During his tenure of office, retired President Daniel arap Moi routinely presented his nomination papers to the National Supervisor of Elections at Nairobi’s Uhuru Park.

And after excited murmurs from government officials and supporters, the supervisor would rise from his seat a few seconds to midday.

At exactly midday, the President would be declared the sole candidate and therefore duly elected unopposed.

Most of these archaic rules have since undergone gradual changes – thanks to the Inter-Parties Parliamentary Group (IPPG) reforms in 1997, the proposed electoral reforms by South Africa’s retired Justice Johann Kriegler and a new Constitution that came into effect in 2010.  

Now Presidential term limits have been stipulated and a date of the elections set in the Constitution.


Under the Kenyatta senior and Moi administrations, the election date was regarded as the Executive’s “secret weapon” unleashed only when circumstances were favourable for them to win elections. 

And unlike before where a presidential winner was determined by a simple majority of the votes cast, now rules are fairer and stricter.

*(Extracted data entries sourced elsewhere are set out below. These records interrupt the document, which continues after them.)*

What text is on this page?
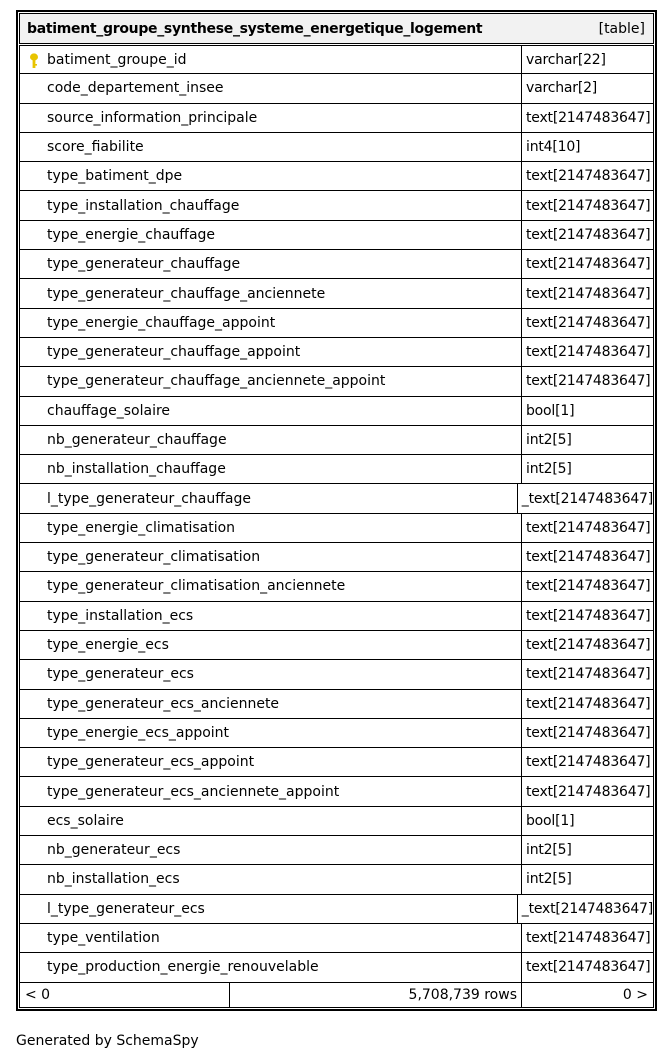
batiment_groupe_synthese_systeme_energetique_logement	[table]
batiment_groupe_id	varchar[22]
code_departement_insee	varchar[2]
source_information_principale	text[2147483647]
score_fiabilite	int4[10]
type_batiment_dpe	text[2147483647]
type_installation_chauffage	text[2147483647]
type_energie_chauffage	text[2147483647]
type_generateur_chauffage	text[2147483647]
type_generateur_chauffage_anciennete	text[2147483647]
type_energie_chauffage_appoint	text[2147483647]
type_generateur_chauffage_appoint	text[2147483647]
type_generateur_chauffage_anciennete_appoint	text[2147483647]
chauffage_solaire	bool[1]
nb_generateur_chauffage	int2[5]
nb_installation_chauffage	int2[5]
l_type_generateur_chauffage	_text[2147483647]
type_energie_climatisation	text[2147483647]
type_generateur_climatisation	text[2147483647]
type_generateur_climatisation_anciennete	text[2147483647]
type_installation_ecs	text[2147483647]
type_energie_ecs	text[2147483647]
type_generateur_ecs	text[2147483647]
type_generateur_ecs_anciennete	text[2147483647]
type_energie_ecs_appoint	text[2147483647]
type_generateur_ecs_appoint	text[2147483647]
type_generateur_ecs_anciennete_appoint	text[2147483647]
ecs_solaire	bool[1]
nb_generateur_ecs	int2[5]
nb_installation_ecs	int2[5]
l_type_generateur_ecs	_text[2147483647]
type_ventilation	text[2147483647]
type_production_energie_renouvelable	text[2147483647]
< 0	5,708,739 rows	0 >
Generated by SchemaSpy
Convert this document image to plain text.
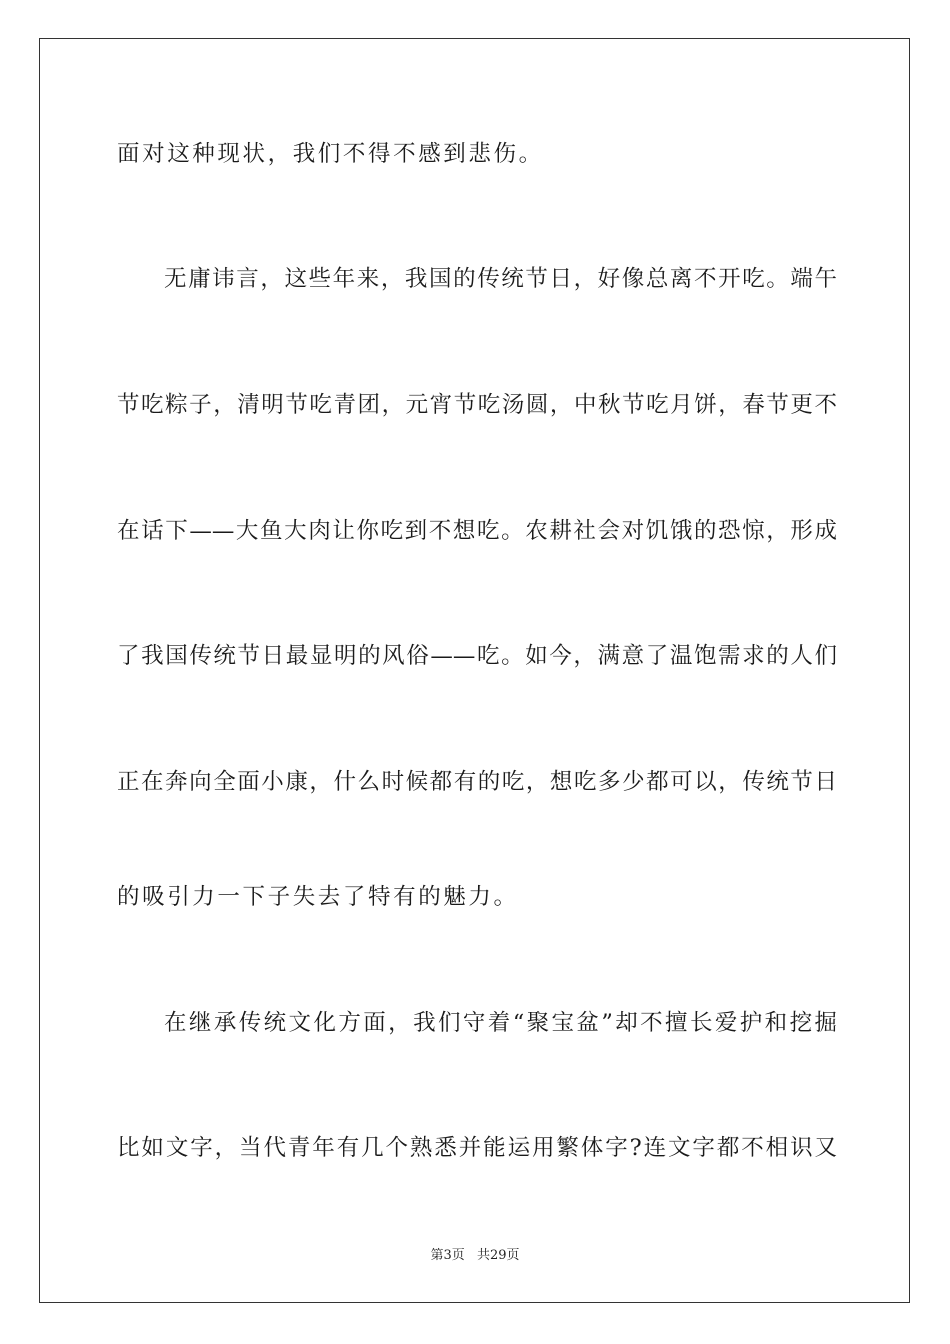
面对这种现状，我们不得不感到悲伤。
无庸讳言，这些年来，我国的传统节日，好像总离不开吃。端午
节吃粽子，清明节吃青团，元宵节吃汤圆，中秋节吃月饼，春节更不
在话下——大鱼大肉让你吃到不想吃。农耕社会对饥饿的恐惊，形成
了我国传统节日最显明的风俗——吃。如今，满意了温饱需求的人们
正在奔向全面小康，什么时候都有的吃，想吃多少都可以，传统节日
的吸引力一下子失去了特有的魅力。
在继承传统文化方面，我们守着“聚宝盆”却不擅长爱护和挖掘
比如文字，当代青年有几个熟悉并能运用繁体字?连文字都不相识又
第3页 共29页
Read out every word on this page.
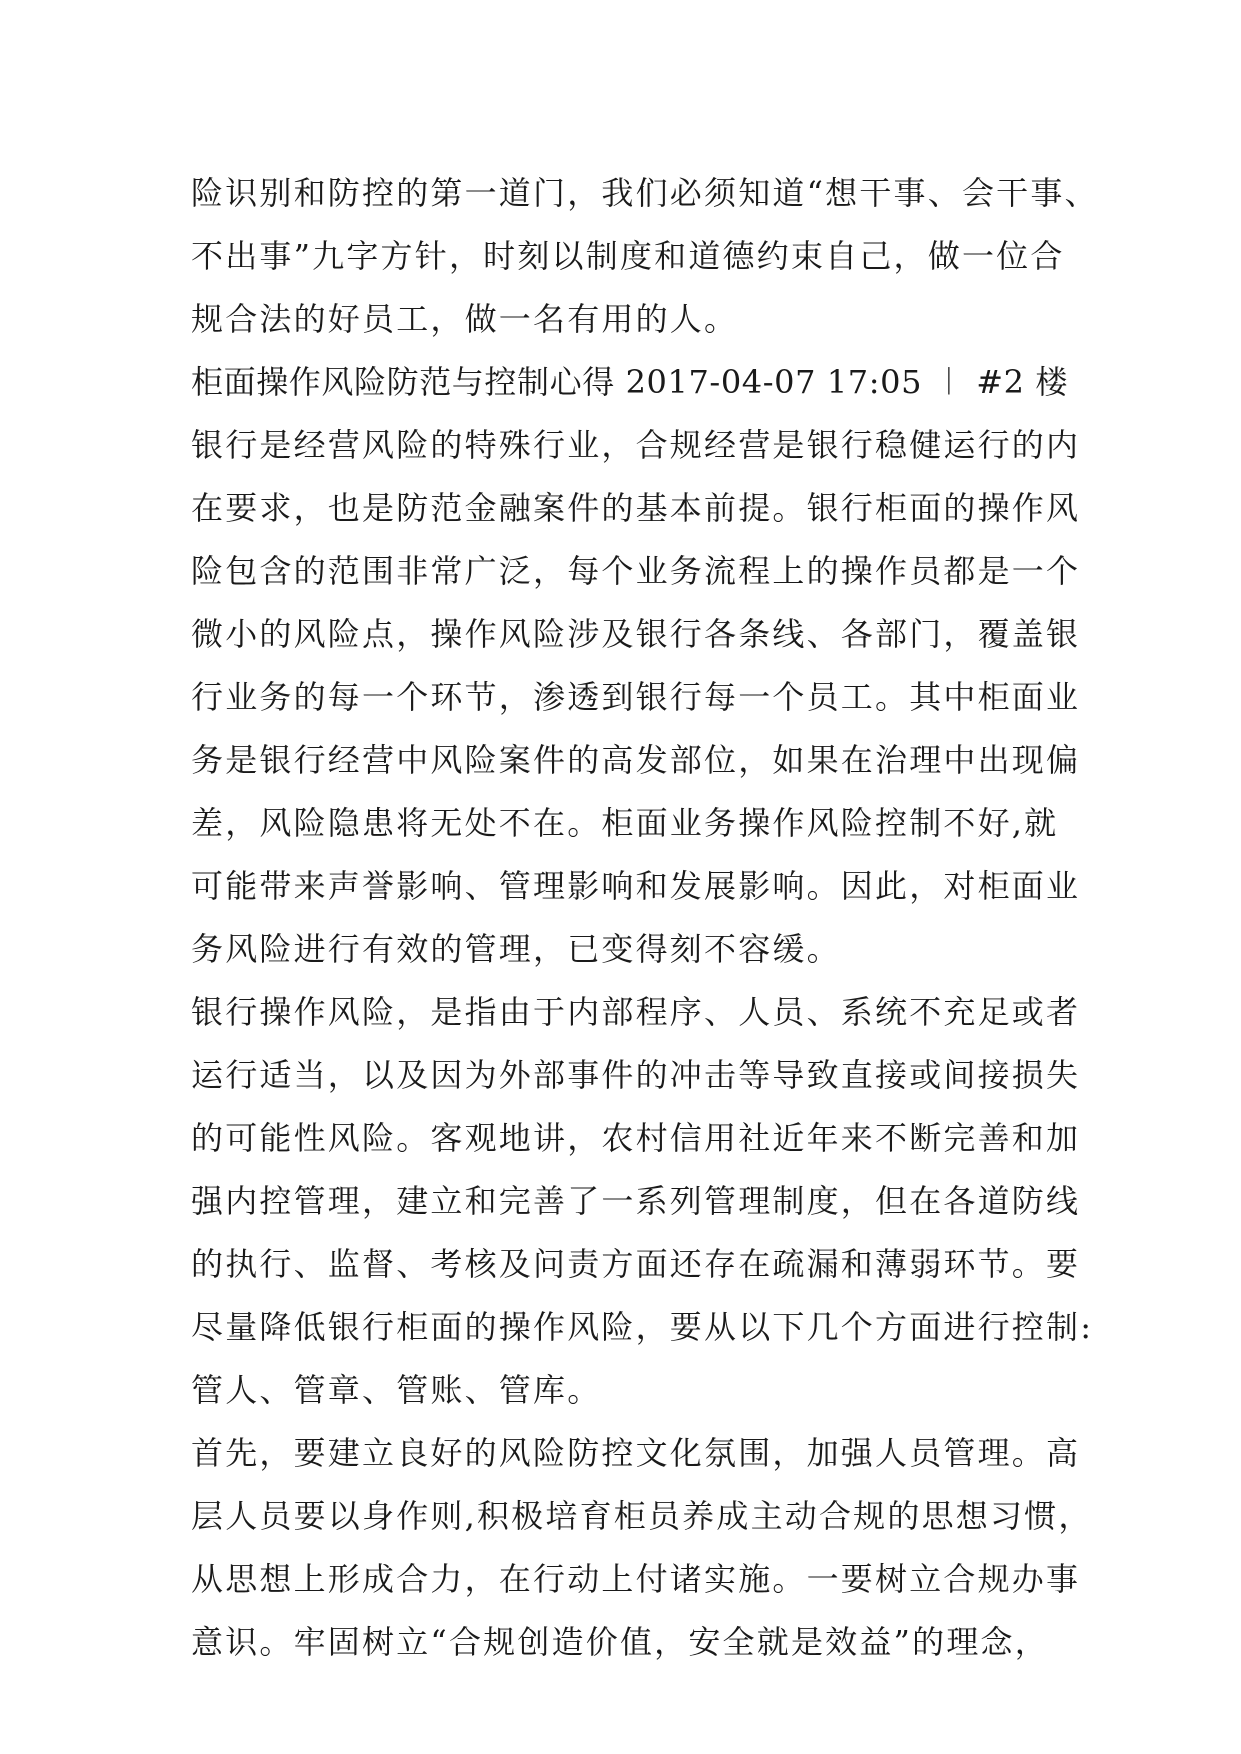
险识别和防控的第一道门，我们必须知道“想干事、会干事、
不出事”九字方针，时刻以制度和道德约束自己，做一位合
规合法的好员工，做一名有用的人。
柜面操作风险防范与控制心得 2017-04-07 17:05 ︱ #2 楼
银行是经营风险的特殊行业，合规经营是银行稳健运行的内
在要求，也是防范金融案件的基本前提。银行柜面的操作风
险包含的范围非常广泛，每个业务流程上的操作员都是一个
微小的风险点，操作风险涉及银行各条线、各部门，覆盖银
行业务的每一个环节，渗透到银行每一个员工。其中柜面业
务是银行经营中风险案件的高发部位，如果在治理中出现偏
差，风险隐患将无处不在。柜面业务操作风险控制不好,就
可能带来声誉影响、管理影响和发展影响。因此，对柜面业
务风险进行有效的管理，已变得刻不容缓。
银行操作风险，是指由于内部程序、人员、系统不充足或者
运行适当，以及因为外部事件的冲击等导致直接或间接损失
的可能性风险。客观地讲，农村信用社近年来不断完善和加
强内控管理，建立和完善了一系列管理制度，但在各道防线
的执行、监督、考核及问责方面还存在疏漏和薄弱环节。要
尽量降低银行柜面的操作风险，要从以下几个方面进行控制:
管人、管章、管账、管库。
首先，要建立良好的风险防控文化氛围，加强人员管理。高
层人员要以身作则,积极培育柜员养成主动合规的思想习惯，
从思想上形成合力，在行动上付诸实施。一要树立合规办事
意识。牢固树立“合规创造价值，安全就是效益”的理念，
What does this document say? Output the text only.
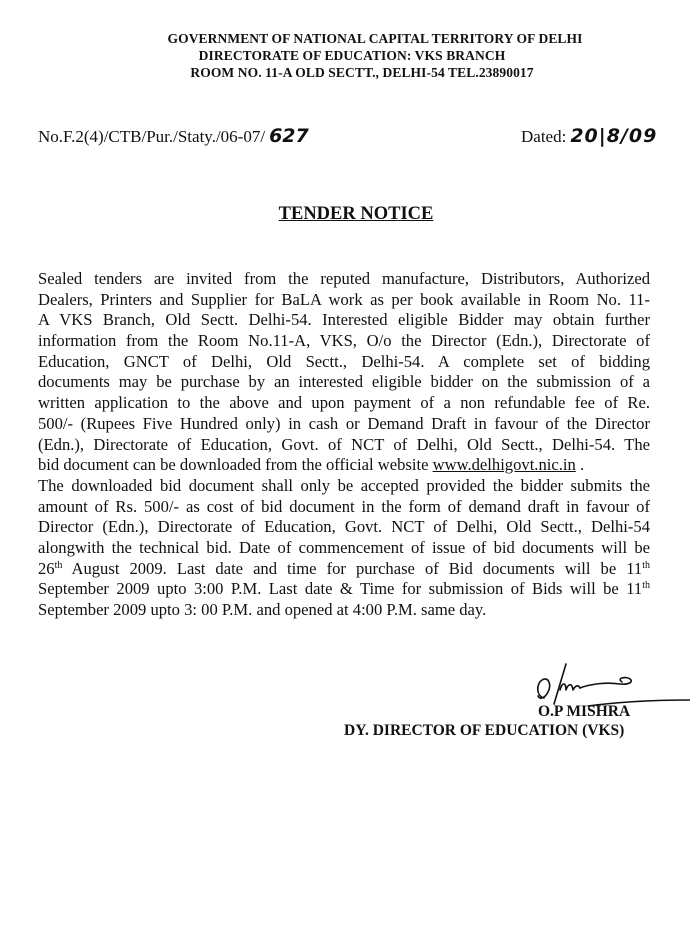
GOVERNMENT OF NATIONAL CAPITAL TERRITORY OF DELHI
DIRECTORATE OF EDUCATION: VKS BRANCH
ROOM NO. 11-A OLD SECTT., DELHI-54 TEL.23890017
No.F.2(4)/CTB/Pur./Staty./06-07/ 627	Dated: 20|8/09
TENDER NOTICE
Sealed tenders are invited from the reputed manufacture, Distributors, Authorized
Dealers, Printers and Supplier for BaLA work as per book available in Room No. 11-
A VKS Branch, Old Sectt. Delhi-54. Interested eligible Bidder may obtain further
information from the Room No.11-A, VKS, O/o the Director (Edn.), Directorate of
Education, GNCT of Delhi, Old Sectt., Delhi-54. A complete set of bidding
documents may be purchase by an interested eligible bidder on the submission of a
written application to the above and upon payment of a non refundable fee of Re.
500/- (Rupees Five Hundred only) in cash or Demand Draft in favour of the Director
(Edn.), Directorate of Education, Govt. of NCT of Delhi, Old Sectt., Delhi-54. The
bid document can be downloaded from the official website www.delhigovt.nic.in .
The downloaded bid document shall only be accepted provided the bidder submits the
amount of Rs. 500/- as cost of bid document in the form of demand draft in favour of
Director (Edn.), Directorate of Education, Govt. NCT of Delhi, Old Sectt., Delhi-54
alongwith the technical bid. Date of commencement of issue of bid documents will be
26th August 2009. Last date and time for purchase of Bid documents will be 11th
September 2009 upto 3:00 P.M. Last date & Time for submission of Bids will be 11th
September 2009 upto 3: 00 P.M. and opened at 4:00 P.M. same day.
O.P MISHRA
DY. DIRECTOR OF EDUCATION (VKS)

Besides winning a clear majority of over fifty per cent of the votes cast, a presidential winner must garner at least 25 per cent of the votes cast in half of the counties.  

The situation sounds fairer in other ballots as well, with same ballot boxes serving all candidates for various elective seats.

From the previous black colour, the boxes are literally transparent and the counting of votes has been cascaded down to the polling station, thereby reducing possibilities of mix up and rigging.